Whitefish High senior gets an early start on activism
While political activism can be intimidating for anyone at any age, Luca Welle doesn’t feel the pressure.
Welle, a senior at Whitefish High School this fall, is one of seven on the Flathead Valley’s chapter of the Citizens’ Climate Lobby, a grassroots environmental group that supports volunteers’ efforts to connect with elected officials to influence climate policy.
“We are a group of volunteer citizens concerned about climate change and we want to create climate solutions, and we lobby Congressmen and their representatives and aids to try and further bills and other such action on congressional and local levels,” Welle says. “We want bills that make sense, are bipartisan and are beneficial to everyone.”
Welle and the rest of his chapter recently sat down with Tripp McKerney, a representative for Montana Republican Congressman Greg Gianforte, to discuss supporting bills like the Energy Innovation and Carbon Dividend Act and the Growing Climate Solutions Act.
While the meetings are short, Welle says he’s just happy to get some exposure and get in front of someone who has the time to read the bills and review information.
“We only had a half hour because they have busy schedules, but it was still productive. It was cool to get to know him a bit and start a relationship, because we’re going to have future meetings with him where we’ll get to know more of his concerns and explain more about the bills we would like to see passed to help save our climate’s future,” Welle says. “Meeting with the representatives is just as good [as meeting with the Congressman] in a way, because they’re able to pass that information along and they’re able to take more time to look at the bill and consider it, whereas the Congressman themselves might not have the time to directly do that.”
The Energy Innovation act in particular is of interest to Welle. The bill, introduced in the House of Representatives in January 2019, would impose a fee on the carbon content of fuels like crude oil, natural gas and coal, which would be collected and deposited into a Carbon Dividend Trust Fund that would be used for administrative expenses and dividend payments to U.S. residents.
The hard part with bills like it, Welle says, is showing people where they directly benefit.
“The fees placed on fossil fuels will actually give 80% of Americans more money than they will have to pay due to increased prices from fees. It doesn’t hurt most Americans, it actually helps them,” he says.
Welle has been part of the local Citizens’ Climate Lobby chapter since joining a training meeting in February 2019.
Being the only student in a group of adults isn’t at all a bad thing, he says, and can actually seem to help strengthen the message he’s sharing.
“I’ve been around adults a lot, so it wasn’t super intimidating, but it was a little different. What’s interesting to me is how people have been almost praising me for being young and knowledgeable and active,” he says, noting the messages about climate change and environmental change can land differently when they’re coming from someone still in their teens.
At WHS, Welle has been involved with FREEFLOW (Flathead River Educational Effort for Focused Learning in Our Watershed), a field science high school club that centers around water quality and natural resource issues that affect the environment.

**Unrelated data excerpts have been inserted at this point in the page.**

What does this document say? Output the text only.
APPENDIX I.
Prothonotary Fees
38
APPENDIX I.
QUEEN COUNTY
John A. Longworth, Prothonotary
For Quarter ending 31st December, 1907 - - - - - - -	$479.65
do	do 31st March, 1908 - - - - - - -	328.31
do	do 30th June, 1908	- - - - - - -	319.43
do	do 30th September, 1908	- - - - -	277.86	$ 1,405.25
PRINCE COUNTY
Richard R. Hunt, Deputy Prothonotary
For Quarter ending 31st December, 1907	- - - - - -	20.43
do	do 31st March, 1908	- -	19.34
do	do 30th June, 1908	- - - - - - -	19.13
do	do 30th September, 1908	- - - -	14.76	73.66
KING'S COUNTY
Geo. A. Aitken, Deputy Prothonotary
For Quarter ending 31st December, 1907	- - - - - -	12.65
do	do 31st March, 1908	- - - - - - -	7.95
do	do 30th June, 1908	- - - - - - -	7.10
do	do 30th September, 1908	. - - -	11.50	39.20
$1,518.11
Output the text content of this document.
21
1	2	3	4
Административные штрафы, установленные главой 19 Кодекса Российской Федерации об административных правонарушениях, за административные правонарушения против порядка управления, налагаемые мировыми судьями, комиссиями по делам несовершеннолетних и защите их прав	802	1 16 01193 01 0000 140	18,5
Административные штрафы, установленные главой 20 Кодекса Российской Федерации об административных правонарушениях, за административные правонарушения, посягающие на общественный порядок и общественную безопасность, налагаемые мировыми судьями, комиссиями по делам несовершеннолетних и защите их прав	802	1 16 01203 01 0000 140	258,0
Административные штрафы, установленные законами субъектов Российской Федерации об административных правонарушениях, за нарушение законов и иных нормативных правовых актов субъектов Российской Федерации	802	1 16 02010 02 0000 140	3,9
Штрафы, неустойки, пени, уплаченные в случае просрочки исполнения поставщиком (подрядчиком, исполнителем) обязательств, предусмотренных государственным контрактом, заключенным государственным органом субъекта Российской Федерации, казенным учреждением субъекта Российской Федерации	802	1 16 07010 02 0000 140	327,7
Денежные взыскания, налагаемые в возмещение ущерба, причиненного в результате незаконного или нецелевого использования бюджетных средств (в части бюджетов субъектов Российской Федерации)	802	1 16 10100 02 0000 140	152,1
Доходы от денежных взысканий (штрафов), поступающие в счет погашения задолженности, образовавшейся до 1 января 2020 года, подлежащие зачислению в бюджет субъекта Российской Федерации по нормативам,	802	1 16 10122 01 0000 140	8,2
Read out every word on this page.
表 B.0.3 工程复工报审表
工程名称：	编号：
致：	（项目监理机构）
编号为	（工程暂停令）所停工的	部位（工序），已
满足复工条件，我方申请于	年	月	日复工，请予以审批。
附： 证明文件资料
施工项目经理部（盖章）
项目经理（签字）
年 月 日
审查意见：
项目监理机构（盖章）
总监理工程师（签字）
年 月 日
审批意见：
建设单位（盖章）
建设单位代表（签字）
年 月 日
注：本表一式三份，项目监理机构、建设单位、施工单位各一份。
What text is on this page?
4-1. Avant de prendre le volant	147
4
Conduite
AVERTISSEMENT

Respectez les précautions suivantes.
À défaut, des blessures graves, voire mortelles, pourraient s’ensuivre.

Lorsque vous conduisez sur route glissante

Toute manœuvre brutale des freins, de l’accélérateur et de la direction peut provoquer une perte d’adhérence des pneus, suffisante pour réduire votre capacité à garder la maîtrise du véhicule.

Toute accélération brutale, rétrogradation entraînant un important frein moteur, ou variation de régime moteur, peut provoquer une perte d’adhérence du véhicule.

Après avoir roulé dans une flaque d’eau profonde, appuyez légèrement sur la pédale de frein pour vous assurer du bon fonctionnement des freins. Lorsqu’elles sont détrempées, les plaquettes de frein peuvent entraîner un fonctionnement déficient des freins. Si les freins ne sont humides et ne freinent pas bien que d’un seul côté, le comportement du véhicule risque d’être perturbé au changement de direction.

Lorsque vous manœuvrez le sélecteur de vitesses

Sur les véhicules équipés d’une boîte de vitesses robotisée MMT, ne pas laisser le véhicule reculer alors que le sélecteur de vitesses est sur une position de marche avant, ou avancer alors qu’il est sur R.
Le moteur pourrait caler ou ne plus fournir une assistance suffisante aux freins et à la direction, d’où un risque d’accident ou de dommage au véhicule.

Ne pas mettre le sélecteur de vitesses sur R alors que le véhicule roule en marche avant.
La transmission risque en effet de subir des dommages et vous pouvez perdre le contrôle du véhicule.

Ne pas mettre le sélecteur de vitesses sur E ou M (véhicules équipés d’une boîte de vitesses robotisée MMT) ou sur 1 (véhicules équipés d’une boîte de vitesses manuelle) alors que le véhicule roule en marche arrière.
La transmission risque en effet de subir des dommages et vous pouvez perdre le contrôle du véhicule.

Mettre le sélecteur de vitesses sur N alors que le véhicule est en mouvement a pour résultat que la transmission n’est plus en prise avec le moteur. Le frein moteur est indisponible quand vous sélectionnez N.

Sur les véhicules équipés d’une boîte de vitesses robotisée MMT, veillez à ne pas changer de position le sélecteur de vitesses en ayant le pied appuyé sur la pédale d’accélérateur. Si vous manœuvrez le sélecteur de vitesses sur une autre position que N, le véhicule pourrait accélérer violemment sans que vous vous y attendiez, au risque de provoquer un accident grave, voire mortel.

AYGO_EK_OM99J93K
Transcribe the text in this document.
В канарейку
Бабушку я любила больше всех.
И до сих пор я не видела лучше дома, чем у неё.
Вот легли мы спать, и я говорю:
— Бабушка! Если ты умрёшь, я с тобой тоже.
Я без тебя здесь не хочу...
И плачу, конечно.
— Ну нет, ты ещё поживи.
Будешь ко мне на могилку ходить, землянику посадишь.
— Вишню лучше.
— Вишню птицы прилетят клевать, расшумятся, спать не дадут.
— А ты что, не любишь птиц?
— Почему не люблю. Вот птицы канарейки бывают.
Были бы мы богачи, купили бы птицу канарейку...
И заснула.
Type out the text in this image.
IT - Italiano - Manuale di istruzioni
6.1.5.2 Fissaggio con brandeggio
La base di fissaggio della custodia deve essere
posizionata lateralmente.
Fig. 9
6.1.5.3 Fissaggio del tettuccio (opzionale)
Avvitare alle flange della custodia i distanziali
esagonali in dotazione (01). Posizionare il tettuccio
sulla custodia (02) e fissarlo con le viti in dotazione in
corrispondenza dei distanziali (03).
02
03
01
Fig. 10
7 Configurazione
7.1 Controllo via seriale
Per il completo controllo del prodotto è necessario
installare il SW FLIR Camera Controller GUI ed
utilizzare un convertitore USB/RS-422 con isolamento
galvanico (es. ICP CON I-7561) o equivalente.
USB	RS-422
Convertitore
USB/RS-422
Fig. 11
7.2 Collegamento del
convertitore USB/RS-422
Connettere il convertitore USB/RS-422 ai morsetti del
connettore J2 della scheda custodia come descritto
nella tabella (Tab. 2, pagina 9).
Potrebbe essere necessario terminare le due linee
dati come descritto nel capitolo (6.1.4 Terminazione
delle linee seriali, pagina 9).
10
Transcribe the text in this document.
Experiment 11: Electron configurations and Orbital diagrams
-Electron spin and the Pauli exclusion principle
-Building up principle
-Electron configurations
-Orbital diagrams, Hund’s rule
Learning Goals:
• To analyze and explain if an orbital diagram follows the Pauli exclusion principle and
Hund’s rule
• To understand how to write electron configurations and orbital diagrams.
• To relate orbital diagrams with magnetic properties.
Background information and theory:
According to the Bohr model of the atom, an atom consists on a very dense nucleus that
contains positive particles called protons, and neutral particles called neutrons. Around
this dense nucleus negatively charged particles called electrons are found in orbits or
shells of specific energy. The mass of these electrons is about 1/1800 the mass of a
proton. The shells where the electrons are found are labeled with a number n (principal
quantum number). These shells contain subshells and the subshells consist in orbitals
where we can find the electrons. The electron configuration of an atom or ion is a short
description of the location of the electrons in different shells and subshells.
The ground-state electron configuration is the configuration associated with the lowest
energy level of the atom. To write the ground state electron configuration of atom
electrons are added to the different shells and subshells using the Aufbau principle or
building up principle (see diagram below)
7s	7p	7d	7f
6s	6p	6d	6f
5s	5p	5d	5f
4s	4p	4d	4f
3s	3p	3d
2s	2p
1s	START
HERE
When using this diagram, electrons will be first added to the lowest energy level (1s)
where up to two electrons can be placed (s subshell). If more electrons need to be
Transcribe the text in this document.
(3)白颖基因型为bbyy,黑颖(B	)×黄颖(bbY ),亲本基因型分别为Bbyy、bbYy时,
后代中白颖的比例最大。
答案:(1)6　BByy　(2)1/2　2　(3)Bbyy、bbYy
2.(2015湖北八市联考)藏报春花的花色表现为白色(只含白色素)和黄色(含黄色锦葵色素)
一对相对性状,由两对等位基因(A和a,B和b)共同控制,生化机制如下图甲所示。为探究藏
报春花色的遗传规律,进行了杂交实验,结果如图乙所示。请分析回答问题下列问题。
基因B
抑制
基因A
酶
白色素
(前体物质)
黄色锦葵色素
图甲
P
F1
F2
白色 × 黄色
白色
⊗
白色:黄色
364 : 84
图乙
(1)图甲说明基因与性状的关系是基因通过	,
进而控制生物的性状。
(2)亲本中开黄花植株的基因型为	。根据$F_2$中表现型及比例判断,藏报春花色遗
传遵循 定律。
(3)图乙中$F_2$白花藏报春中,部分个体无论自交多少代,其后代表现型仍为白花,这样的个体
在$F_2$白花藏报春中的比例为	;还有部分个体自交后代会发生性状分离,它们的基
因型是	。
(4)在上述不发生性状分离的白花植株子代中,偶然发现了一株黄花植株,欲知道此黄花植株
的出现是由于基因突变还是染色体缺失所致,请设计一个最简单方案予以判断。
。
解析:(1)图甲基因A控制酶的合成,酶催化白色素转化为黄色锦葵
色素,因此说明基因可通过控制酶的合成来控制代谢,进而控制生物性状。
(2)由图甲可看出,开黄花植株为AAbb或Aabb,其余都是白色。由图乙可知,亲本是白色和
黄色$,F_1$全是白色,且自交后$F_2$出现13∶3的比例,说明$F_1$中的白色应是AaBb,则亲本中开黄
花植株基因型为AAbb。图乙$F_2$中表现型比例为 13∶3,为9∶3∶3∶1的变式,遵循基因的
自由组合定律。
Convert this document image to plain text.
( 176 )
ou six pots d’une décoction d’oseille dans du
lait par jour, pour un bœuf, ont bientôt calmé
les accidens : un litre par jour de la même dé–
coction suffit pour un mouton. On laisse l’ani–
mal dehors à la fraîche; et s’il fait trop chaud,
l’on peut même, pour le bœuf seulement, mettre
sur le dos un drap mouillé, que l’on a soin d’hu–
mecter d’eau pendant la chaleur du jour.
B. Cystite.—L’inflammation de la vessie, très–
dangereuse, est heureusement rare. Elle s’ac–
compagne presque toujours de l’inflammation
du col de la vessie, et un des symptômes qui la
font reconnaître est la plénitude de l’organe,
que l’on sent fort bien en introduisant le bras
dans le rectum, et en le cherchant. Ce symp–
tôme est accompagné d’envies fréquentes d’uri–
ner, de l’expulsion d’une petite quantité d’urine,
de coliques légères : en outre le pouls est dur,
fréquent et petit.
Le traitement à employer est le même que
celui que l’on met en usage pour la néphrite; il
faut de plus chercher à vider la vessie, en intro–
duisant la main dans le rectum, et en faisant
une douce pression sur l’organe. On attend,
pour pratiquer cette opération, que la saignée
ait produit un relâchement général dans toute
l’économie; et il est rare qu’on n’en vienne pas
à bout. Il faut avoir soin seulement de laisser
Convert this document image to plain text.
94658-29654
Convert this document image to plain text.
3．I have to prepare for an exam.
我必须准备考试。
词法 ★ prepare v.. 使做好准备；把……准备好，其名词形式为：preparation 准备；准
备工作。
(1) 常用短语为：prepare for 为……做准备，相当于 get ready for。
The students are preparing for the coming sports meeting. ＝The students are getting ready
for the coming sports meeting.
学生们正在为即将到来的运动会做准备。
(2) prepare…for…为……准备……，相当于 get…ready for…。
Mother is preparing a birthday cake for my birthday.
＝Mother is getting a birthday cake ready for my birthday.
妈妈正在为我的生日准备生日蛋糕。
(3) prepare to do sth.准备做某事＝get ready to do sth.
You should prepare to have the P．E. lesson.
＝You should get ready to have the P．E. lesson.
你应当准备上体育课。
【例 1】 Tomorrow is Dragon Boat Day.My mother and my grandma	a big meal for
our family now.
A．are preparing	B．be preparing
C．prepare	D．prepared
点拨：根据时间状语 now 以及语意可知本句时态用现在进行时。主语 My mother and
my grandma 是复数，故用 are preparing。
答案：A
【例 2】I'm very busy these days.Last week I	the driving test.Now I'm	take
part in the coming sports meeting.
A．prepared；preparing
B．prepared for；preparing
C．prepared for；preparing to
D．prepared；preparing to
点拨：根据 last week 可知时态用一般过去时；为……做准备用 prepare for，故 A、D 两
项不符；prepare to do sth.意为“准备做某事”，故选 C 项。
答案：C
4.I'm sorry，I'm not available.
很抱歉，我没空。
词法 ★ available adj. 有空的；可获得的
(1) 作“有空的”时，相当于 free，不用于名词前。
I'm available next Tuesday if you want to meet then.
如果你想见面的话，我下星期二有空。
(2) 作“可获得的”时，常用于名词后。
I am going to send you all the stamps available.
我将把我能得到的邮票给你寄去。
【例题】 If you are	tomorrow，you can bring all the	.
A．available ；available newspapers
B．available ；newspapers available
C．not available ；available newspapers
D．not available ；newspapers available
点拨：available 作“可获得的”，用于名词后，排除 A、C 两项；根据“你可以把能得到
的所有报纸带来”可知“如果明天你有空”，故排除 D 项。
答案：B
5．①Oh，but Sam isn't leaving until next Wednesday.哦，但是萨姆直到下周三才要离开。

He says while his interest in the environment exists outside the classroom, his mentors at WHS, like teachers Eric Sawtelle, Kyle Fedderly and Nikki Reed, have been a help in pushing him in the right direction.
”We’ve done a lot of stuff with the environment, both directly like collecting data and helping to restore Cow Creek, and the policy side, meeting with businessmen and city officials to try and help get things done,” he says.
It’s still early to be thinking about his college and career paths, but Welle says he’d like to explore both the science and business sides of environmental change.
“I haven’t totally set my plans for college and such, but I definitely want to set my focus on environmental science and ecology and those studies, but also the policy and political science side of things,” he says. “Really, the two are interconnected, and it’s really important to have both sides. Government policy influences how corporations, the government itself and people are able to treat the environment, and believe it or not, the science and data we gather can actually influence people.”